Argus is reaffirming its BUY rating on Occidental Petroleum Corporation (NYSE:OXY) with a target price of $83. Although this financially strong company is operating in a difficult industry environment, the firm believes that it is well positioned to weather challenging market conditions. Occidental has completed a series of asset divestitures, which have boosted cash and increased its exposure to higher-returning assets. In addition, Occidental Petroleum’s U.S. onshore business, Permian Resources, continues to exceed management’s expectations and should be a major growth driver over the next several years. The recent acquisition of additional acreage should further strengthen the company’s position in the Permian basin.
Occidental Petroleum shares have underperformed since the beginning of 2017, falling 14.3% while the S&P 500 Energy index has declined 12.3%. The shares have also underperformed over the past year, falling 18.9% while the Energy index has decreased 2.9%. On May 4, Occidental reported an adjusted 1Q17 net profit of $117 million or $0.15 per share, compared to an adjusted net loss of $426 million or $0.56 per share in the prior-year quarter. EPS missed Argus' forecast of $0.23 but beat the consensus estimate of $0.08. The swing to an operating profit was largely the result of lower DD&A costs, higher commodity price realizations, and stronger caustic soda prices and sales volume. Average realized prices rose 67% for crude oil, 99% for NGLs, and 79% for natural gas.
Occidental management adjusted its production outlook to reflect both recent asset purchases and portfolio divestitures. The company now anticipates total production of 595,000-615,000 boe/d, down from 625,000-645,000 boe/d. Occidental Petroleum still expects capital expenditures of $3.0-$3.6 billion, up from $2.9 billion in 2016. Argus is lowering its 2017 EPS estimate to $1.06 from $1.38 to reflect Occidental Petroleum's revised production guidance, 1Q17 financial results and its revised crude oil price forecast, which goes from $56 per barrel to $52 per barrel. This had the effect of lowering the firm's full-year revenue forecast to $12.851 billion, which is 8.4% lower than its previous estimate. The 2017 consensus forecast is $1.02.

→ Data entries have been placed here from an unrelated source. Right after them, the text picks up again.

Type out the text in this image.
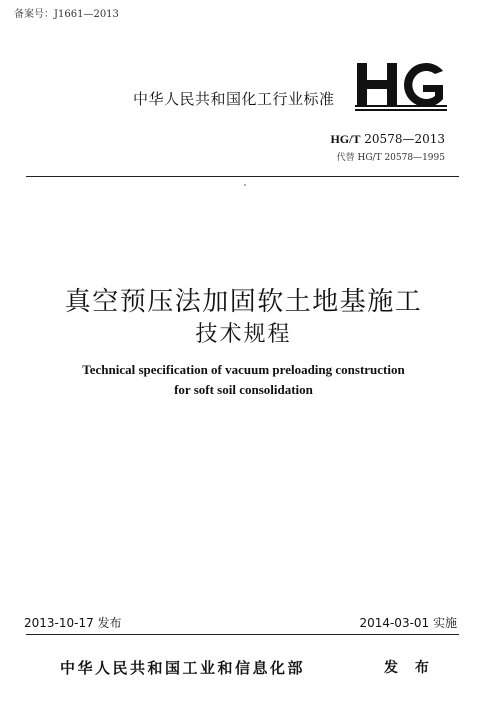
备案号：J1661—2013
中华人民共和国化工行业标准
HG/T 20578—2013
代替 HG/T 20578—1995
真空预压法加固软土地基施工
技术规程
Technical specification of vacuum preloading construction
for soft soil consolidation
2013-10-17 发布	2014-03-01 实施
中华人民共和国工业和信息化部	发 布
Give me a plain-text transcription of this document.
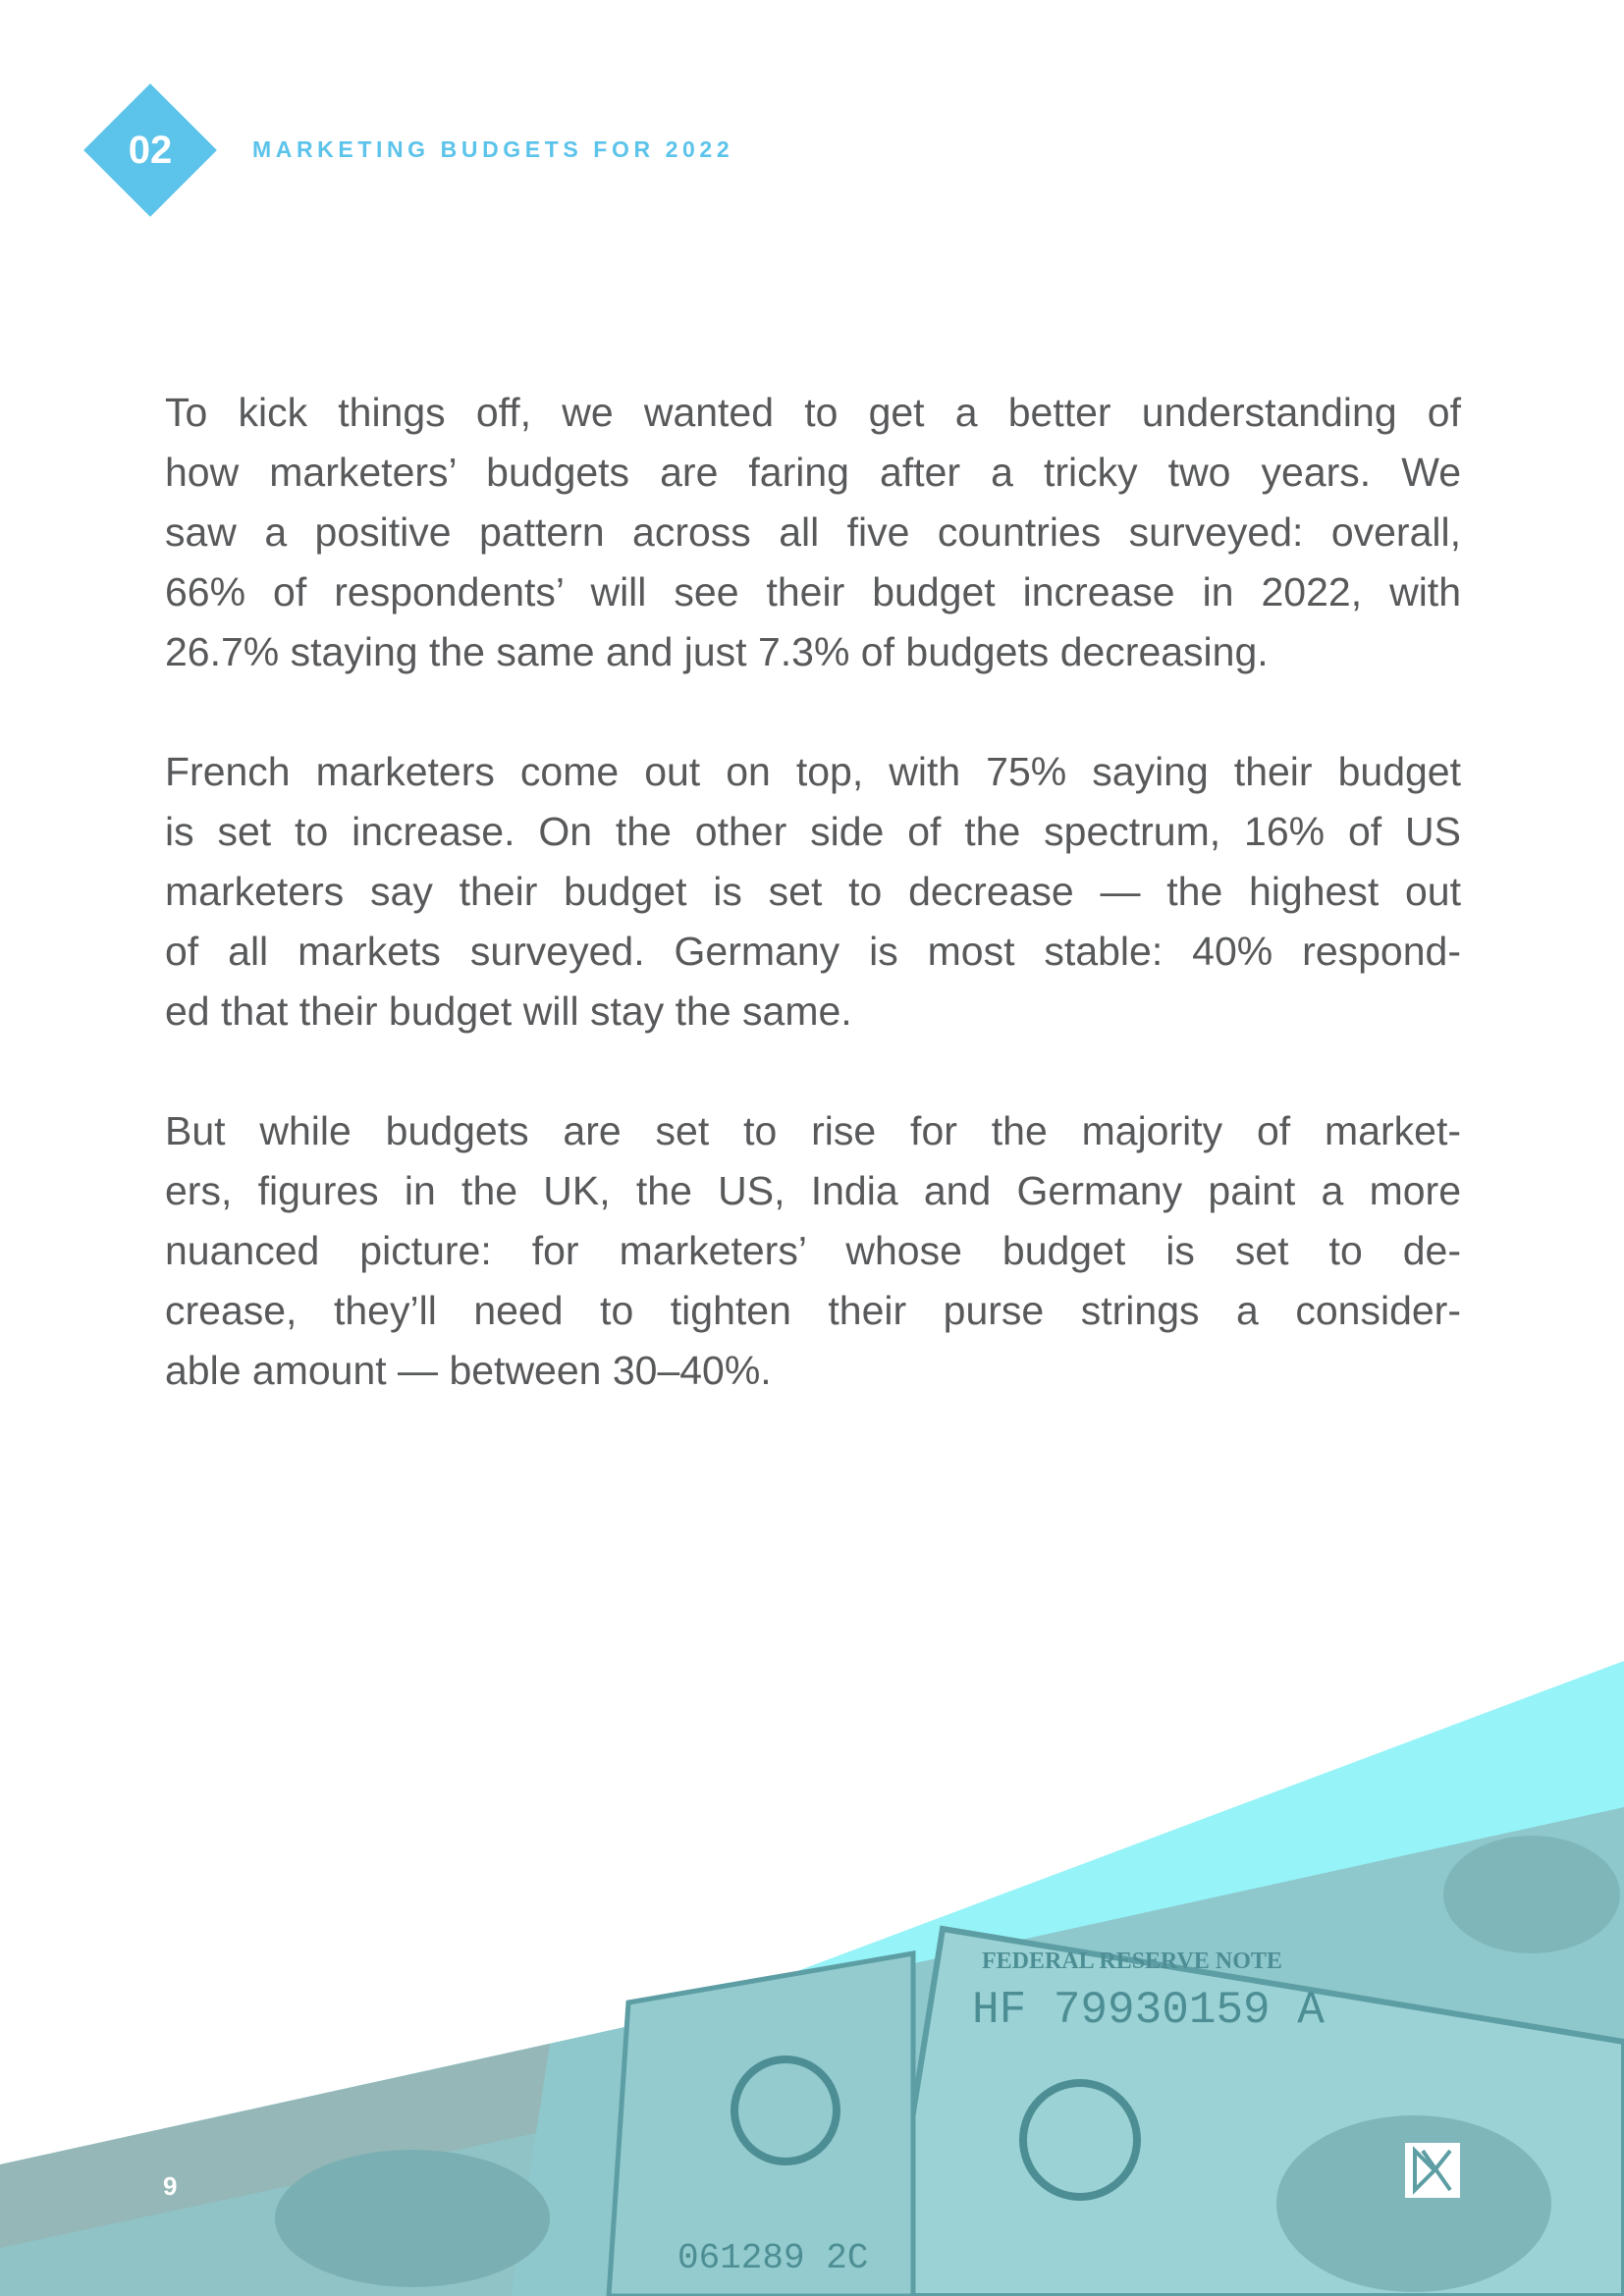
02	MARKETING BUDGETS FOR 2022
To kick things off, we wanted to get a better understanding of
how marketers’ budgets are faring after a tricky two years. We
saw a positive pattern across all five countries surveyed: overall,
66% of respondents’ will see their budget increase in 2022, with
26.7% staying the same and just 7.3% of budgets decreasing.
French marketers come out on top, with 75% saying their budget
is set to increase. On the other side of the spectrum, 16% of US
marketers say their budget is set to decrease — the highest out
of all markets surveyed. Germany is most stable: 40% respond-
ed that their budget will stay the same.
But while budgets are set to rise for the majority of market-
ers, figures in the UK, the US, India and Germany paint a more
nuanced picture: for marketers’ whose budget is set to de-
crease, they’ll need to tighten their purse strings a consider-
able amount — between 30–40%.
HF 79930159 A
FEDERAL RESERVE NOTE
061289 2C
9
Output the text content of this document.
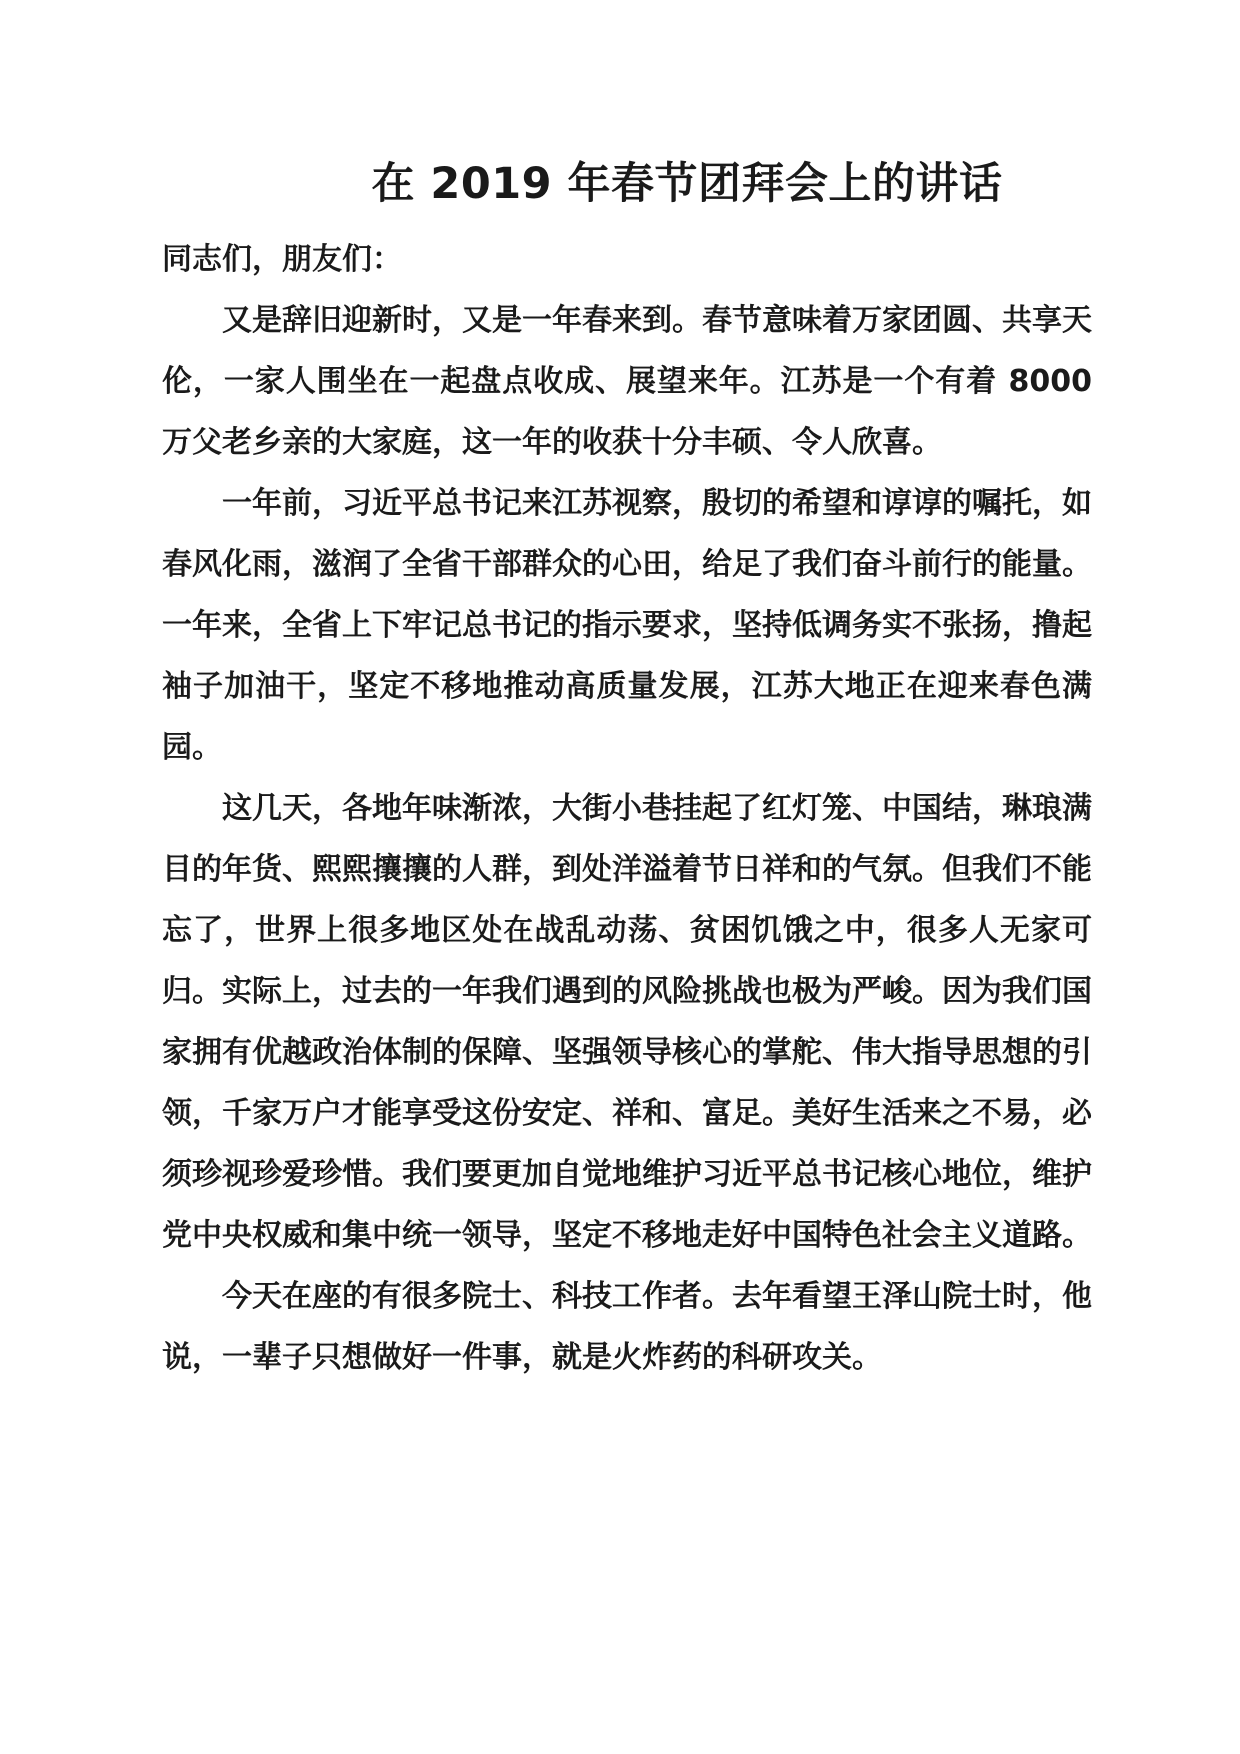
在 2019 年春节团拜会上的讲话

同志们，朋友们：

又是辞旧迎新时，又是一年春来到。春节意味着万家团圆、共享天伦，一家人围坐在一起盘点收成、展望来年。江苏是一个有着 8000 万父老乡亲的大家庭，这一年的收获十分丰硕、令人欣喜。

一年前，习近平总书记来江苏视察，殷切的希望和谆谆的嘱托，如春风化雨，滋润了全省干部群众的心田，给足了我们奋斗前行的能量。一年来，全省上下牢记总书记的指示要求，坚持低调务实不张扬，撸起袖子加油干，坚定不移地推动高质量发展，江苏大地正在迎来春色满园。

这几天，各地年味渐浓，大街小巷挂起了红灯笼、中国结，琳琅满目的年货、熙熙攘攘的人群，到处洋溢着节日祥和的气氛。但我们不能忘了，世界上很多地区处在战乱动荡、贫困饥饿之中，很多人无家可归。实际上，过去的一年我们遇到的风险挑战也极为严峻。因为我们国家拥有优越政治体制的保障、坚强领导核心的掌舵、伟大指导思想的引领，千家万户才能享受这份安定、祥和、富足。美好生活来之不易，必须珍视珍爱珍惜。我们要更加自觉地维护习近平总书记核心地位，维护党中央权威和集中统一领导，坚定不移地走好中国特色社会主义道路。

今天在座的有很多院士、科技工作者。去年看望王泽山院士时，他说，一辈子只想做好一件事，就是火炸药的科研攻关。
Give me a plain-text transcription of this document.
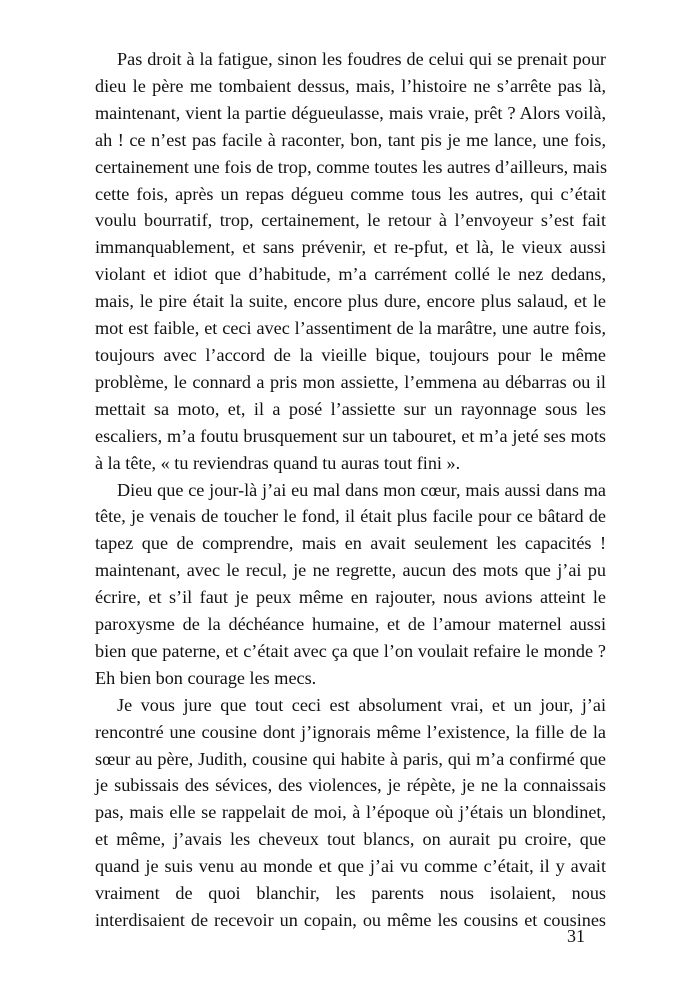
Pas droit à la fatigue, sinon les foudres de celui qui se prenait pour
dieu le père me tombaient dessus, mais, l’histoire ne s’arrête pas là,
maintenant, vient la partie dégueulasse, mais vraie, prêt ? Alors voilà,
ah ! ce n’est pas facile à raconter, bon, tant pis je me lance, une fois,
certainement une fois de trop, comme toutes les autres d’ailleurs, mais
cette fois, après un repas dégueu comme tous les autres, qui c’était
voulu bourratif, trop, certainement, le retour à l’envoyeur s’est fait
immanquablement, et sans prévenir, et re-pfut, et là, le vieux aussi
violant et idiot que d’habitude, m’a carrément collé le nez dedans,
mais, le pire était la suite, encore plus dure, encore plus salaud, et le
mot est faible, et ceci avec l’assentiment de la marâtre, une autre fois,
toujours avec l’accord de la vieille bique, toujours pour le même
problème, le connard a pris mon assiette, l’emmena au débarras ou il
mettait sa moto, et, il a posé l’assiette sur un rayonnage sous les
escaliers, m’a foutu brusquement sur un tabouret, et m’a jeté ses mots
à la tête, « tu reviendras quand tu auras tout fini ».
Dieu que ce jour-là j’ai eu mal dans mon cœur, mais aussi dans ma
tête, je venais de toucher le fond, il était plus facile pour ce bâtard de
tapez que de comprendre, mais en avait seulement les capacités !
maintenant, avec le recul, je ne regrette, aucun des mots que j’ai pu
écrire, et s’il faut je peux même en rajouter, nous avions atteint le
paroxysme de la déchéance humaine, et de l’amour maternel aussi
bien que paterne, et c’était avec ça que l’on voulait refaire le monde ?
Eh bien bon courage les mecs.
Je vous jure que tout ceci est absolument vrai, et un jour, j’ai
rencontré une cousine dont j’ignorais même l’existence, la fille de la
sœur au père, Judith, cousine qui habite à paris, qui m’a confirmé que
je subissais des sévices, des violences, je répète, je ne la connaissais
pas, mais elle se rappelait de moi, à l’époque où j’étais un blondinet,
et même, j’avais les cheveux tout blancs, on aurait pu croire, que
quand je suis venu au monde et que j’ai vu comme c’était, il y avait
vraiment de quoi blanchir, les parents nous isolaient, nous
interdisaient de recevoir un copain, ou même les cousins et cousines
31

The firm rates Occidental’s financial strength as High, the top of its five-point scale. The company’s debt is rated A/stable by Standard & Poor’s and A3/stable by Moody’s. Fitch rates Occidental’s debt at A/stable. At the end of 1Q17, Occidental Petroleum’s total debt/capitalization ratio was 31.8%, up from 24.2% a year earlier. The debt/cap ratio is below the peer average. It has averaged 19.6% over the past five years. Total outstanding debt at the end of the quarter was $9.822 billion, up from $7.608 billion in 1Q16, which included $2.00 billion of short-term borrowings . Occidental had cash and cash equivalents of $1.49 billion at the end of 1Q17, compared to $3.18 billion at the end of 1Q16. Cash from operating activities was $652 million in 1Q17, compared to $689 million a year earlier. The company has an undrawn $2.0 billion revolving credit facility.
Occidental Petroleum shares appear attractively valued at current prices near $61, toward the low end of the 52-week range of $57.20- $78.48. The shares have continued to move lower since mid-December 2016 on concerns about oil price volatility and the company’s near-term earnings prospects. From a fundamental standpoint, Occidental Petroleum shares trade at 57.6-times Argus' 2017 operating EPS estimate and at 34.9-times its 2018 estimate, compared to a normalized six-year historical average range of 31-73. The shares also trade at a trailing price/book multiple of 2.1, near the high end of the historical range of 1.6-2.2, and at a trailing price/sales multiple of 4.0, near the high end of the range 3.0-4.4. The price/cash flow multiple of 13.4 is above the high end of the historical range of 7.7-11.6, and the enterprise value/EBITDA multiple of 16.5 is above the high end of the historical range of 11.0-14.3.